Gadzooks, my blogging has really slowed down the last few days. Between work and visiting the kids in the hospital (where they will probably be for another week or so), I guess I’ve been busy.
At any rate, I wanted to post a thought or two on the “director’s cut” of THX 1138 (1971), before I return the DVD to the library. I watched it with my wife a few nights ago, and I checked out almost all the extras (everything but the bonus audio tracks). And what leaps out at me the most is how George Lucas insists, on more than one occasion, that he wanted his first movie to be “real” like “a documentary from the future”, and so he shot the film in existing locations, etc. — yet the “director’s cut” is peppered with CGI images that were created just for the DVD.
I have not seen the film since my high-school days, two decades ago, so my memory of it is pretty vague; and the version that I saw was on television, and was thus probably somewhat censored anyway; so I haven’t a clue just how extensive the changes are, between the original film and the “director’s cut”. Maybe Lucas has not only added footage, but has trimmed stuff out and moved things around, I don’t know. I did notice that he turned at least some of the “shell dwellers” into CGI animals, which is weird.
I do appreciate Lucas’s remark that he wasn’t very interested in “character” and suchlike, but in a more abstract kind of filmmaking. I think the film does work fairly well on that level.
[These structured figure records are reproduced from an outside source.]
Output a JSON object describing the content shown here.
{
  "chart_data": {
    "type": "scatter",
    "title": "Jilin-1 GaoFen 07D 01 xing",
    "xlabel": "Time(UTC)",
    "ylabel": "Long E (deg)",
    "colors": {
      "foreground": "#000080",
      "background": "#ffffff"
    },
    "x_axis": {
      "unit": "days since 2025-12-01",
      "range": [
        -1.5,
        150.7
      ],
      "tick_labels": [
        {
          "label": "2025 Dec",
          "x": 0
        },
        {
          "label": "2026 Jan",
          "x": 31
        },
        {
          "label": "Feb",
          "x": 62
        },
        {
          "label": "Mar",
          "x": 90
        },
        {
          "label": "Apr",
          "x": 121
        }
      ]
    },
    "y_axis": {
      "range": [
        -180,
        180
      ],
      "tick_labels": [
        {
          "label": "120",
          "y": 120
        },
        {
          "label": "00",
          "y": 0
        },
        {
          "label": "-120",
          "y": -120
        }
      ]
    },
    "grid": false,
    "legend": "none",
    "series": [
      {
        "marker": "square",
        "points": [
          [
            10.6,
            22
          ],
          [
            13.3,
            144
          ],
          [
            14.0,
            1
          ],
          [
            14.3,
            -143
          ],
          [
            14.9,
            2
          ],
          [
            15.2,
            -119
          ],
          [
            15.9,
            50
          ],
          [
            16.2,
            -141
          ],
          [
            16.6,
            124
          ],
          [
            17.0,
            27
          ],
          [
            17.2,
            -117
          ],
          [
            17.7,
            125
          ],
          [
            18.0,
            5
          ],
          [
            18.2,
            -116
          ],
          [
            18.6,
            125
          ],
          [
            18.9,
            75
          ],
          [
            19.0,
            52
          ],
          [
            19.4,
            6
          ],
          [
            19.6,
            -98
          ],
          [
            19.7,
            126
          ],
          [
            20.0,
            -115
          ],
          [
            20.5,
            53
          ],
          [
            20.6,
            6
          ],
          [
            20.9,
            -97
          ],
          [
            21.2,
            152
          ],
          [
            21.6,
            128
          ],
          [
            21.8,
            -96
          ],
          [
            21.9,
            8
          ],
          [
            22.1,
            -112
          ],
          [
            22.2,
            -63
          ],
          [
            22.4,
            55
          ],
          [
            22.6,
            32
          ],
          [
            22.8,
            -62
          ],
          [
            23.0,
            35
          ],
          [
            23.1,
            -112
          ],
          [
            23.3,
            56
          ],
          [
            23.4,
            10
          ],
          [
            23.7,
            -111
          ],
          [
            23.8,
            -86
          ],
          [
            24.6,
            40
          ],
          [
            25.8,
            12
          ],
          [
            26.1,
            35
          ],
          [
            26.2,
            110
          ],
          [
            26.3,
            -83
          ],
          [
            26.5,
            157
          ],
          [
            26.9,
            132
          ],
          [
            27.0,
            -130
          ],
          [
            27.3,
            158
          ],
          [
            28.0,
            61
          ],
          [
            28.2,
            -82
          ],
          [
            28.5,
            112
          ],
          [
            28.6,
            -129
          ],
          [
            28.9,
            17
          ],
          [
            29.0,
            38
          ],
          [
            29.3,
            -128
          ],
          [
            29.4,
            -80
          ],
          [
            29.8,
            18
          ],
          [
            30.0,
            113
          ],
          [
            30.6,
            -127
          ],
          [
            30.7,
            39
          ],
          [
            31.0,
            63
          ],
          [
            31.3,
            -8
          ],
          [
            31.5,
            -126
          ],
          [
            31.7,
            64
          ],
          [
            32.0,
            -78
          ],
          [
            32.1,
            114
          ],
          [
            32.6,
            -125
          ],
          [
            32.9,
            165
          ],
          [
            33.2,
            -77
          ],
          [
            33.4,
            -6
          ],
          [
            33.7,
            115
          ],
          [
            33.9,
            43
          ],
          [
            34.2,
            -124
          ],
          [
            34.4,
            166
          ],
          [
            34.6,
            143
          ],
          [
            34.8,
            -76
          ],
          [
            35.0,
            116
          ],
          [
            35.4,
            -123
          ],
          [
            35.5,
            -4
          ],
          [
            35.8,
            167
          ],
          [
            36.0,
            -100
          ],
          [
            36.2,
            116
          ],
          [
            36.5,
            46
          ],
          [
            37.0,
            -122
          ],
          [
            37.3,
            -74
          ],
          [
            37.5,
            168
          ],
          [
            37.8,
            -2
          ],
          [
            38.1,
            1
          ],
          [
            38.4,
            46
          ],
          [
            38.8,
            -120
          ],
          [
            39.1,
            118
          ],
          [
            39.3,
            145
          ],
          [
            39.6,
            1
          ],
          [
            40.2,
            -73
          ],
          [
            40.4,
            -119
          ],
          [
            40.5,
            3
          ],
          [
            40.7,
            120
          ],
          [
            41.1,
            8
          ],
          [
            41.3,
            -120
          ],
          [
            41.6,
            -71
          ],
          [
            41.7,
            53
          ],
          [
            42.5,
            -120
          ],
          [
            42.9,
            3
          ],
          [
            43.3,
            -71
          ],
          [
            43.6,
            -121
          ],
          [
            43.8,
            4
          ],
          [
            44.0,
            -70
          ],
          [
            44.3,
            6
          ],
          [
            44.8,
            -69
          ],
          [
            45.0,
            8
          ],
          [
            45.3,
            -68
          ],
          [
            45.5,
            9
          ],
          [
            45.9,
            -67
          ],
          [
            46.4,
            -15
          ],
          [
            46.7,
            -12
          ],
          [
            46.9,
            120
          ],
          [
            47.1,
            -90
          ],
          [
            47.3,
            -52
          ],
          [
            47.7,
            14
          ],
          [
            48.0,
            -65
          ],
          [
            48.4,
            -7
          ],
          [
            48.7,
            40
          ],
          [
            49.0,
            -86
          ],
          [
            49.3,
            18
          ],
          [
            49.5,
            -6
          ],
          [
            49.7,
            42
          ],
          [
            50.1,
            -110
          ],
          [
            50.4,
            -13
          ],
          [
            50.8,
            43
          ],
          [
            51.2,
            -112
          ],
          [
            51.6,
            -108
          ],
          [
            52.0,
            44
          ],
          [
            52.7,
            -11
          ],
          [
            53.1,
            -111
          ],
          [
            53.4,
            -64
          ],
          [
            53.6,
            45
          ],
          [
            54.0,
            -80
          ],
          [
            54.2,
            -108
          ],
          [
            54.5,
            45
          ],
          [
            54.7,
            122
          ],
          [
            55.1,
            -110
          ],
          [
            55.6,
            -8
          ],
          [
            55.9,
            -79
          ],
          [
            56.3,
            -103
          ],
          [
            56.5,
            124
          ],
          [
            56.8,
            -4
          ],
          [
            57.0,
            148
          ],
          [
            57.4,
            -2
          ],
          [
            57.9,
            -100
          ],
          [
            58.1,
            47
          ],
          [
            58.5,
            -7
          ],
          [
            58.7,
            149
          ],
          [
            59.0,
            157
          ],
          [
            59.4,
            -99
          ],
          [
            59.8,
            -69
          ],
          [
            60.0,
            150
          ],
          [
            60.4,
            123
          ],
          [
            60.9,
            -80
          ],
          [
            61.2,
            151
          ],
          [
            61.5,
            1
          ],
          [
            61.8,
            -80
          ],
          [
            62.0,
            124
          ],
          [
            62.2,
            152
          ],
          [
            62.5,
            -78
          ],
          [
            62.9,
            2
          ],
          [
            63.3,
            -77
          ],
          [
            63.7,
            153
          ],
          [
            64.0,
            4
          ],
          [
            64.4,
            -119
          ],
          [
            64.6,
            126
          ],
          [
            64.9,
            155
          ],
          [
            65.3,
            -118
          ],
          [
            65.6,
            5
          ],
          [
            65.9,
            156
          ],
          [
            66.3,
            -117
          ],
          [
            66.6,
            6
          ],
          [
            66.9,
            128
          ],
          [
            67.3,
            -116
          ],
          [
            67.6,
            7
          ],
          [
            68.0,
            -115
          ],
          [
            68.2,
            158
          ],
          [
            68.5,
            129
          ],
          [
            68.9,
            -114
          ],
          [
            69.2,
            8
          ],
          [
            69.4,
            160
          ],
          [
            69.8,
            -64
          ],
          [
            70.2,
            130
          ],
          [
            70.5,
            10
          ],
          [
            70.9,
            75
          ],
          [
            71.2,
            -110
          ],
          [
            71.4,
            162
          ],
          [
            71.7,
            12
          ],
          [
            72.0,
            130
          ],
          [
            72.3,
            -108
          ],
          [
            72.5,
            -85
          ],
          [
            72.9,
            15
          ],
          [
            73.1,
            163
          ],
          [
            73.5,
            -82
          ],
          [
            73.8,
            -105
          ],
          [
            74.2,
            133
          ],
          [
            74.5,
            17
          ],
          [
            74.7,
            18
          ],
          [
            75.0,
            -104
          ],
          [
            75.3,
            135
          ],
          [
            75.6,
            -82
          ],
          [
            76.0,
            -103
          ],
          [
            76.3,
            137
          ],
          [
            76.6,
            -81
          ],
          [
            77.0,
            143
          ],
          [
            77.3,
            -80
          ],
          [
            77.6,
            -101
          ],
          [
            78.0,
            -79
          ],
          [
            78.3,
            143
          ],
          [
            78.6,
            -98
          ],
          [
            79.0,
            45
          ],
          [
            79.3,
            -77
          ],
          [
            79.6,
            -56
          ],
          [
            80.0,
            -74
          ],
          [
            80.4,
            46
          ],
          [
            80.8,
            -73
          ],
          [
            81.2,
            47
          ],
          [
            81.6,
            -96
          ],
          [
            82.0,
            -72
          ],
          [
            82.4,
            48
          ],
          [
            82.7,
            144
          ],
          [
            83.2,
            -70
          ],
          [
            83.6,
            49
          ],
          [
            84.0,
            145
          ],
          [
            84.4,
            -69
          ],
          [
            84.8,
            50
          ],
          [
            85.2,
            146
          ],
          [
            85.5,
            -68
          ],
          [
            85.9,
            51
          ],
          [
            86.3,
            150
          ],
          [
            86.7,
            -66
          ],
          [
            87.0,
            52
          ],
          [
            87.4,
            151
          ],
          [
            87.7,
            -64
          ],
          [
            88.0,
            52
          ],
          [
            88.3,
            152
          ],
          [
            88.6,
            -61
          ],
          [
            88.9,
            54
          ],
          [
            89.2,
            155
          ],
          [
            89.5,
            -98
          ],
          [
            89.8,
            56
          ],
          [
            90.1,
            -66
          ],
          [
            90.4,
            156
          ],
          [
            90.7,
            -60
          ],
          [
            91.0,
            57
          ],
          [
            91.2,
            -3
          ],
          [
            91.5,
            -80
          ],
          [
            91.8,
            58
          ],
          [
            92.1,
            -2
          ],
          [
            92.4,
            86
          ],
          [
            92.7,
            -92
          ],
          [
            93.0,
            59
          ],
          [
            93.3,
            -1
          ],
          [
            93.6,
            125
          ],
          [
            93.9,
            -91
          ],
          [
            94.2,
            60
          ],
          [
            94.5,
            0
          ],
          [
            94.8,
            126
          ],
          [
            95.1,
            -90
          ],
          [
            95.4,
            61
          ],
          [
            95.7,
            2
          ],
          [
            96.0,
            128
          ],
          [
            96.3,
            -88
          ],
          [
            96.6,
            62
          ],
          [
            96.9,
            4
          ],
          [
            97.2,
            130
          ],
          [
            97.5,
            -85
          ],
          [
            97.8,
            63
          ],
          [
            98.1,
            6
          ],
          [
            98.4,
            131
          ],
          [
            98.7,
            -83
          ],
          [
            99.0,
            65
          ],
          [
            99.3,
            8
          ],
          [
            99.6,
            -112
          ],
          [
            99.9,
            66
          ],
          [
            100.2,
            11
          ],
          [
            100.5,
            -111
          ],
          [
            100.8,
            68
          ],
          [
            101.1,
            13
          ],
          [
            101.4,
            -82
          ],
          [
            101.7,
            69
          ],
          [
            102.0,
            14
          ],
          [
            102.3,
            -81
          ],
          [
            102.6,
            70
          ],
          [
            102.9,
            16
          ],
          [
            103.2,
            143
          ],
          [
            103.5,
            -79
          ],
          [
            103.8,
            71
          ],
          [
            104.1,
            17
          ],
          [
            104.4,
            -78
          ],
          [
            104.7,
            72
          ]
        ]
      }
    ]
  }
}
If only his Star Wars prequels had also abandoned any pretense of character development! One thing THX 1138 does have in common with Lucas’s Star Wars films, though, is its muddled philosophizing. It definitely feels like a glorified student film, like the work of a recent university graduate in his mid-20s.
Walter Murch makes some interesting comments about the sound editing. I believe he says he wanted the robots’ motorbikes to “scream”. I found myself wondering if his sound work on those machines had influenced the light cycles in Tron (1982).
I had no idea Caleb Deschanel was part of the American Zoetrope gang way back then. For a while now, of course, I have mainly thought of him as the cinematographer on Mel Gibson’s The Passion of the Christ (2004), and as the father of actress Zooey Deschanel, who I adore. Learn something new every day.
UPDATE: Oh, and why is consumerism such a big bogeyman in this film? Never mind that it’s presented, improbably, as something that people are forced to do by the totalitarian state, rather than something that grows out of a liberal capitalist economy or whatever; that’s just one of Lucas’s philosophical incoherences. I just find it strange that Lucas, that owner of lucrative pop-culture franchises, that self-proclaimed “toymaker”, would still pretend to take a bold stand against it. Not inexplicable, just strange.
I also find intriguing Robert Duvall’s remarks, in the making-of featurette, about how good it was to work with Lucas — because he gave the actors space! Duvall, evidently, is one of those actors who doesn’t need a whole lot of direction to turn in a good performance. And that makes him rare among Lucas’s alumni.
Oh, and unless someone says something in the commentary, there is Not One Word about the CGI revisions in the extras. It is as though Lucas wanted us to think his film had always been this way.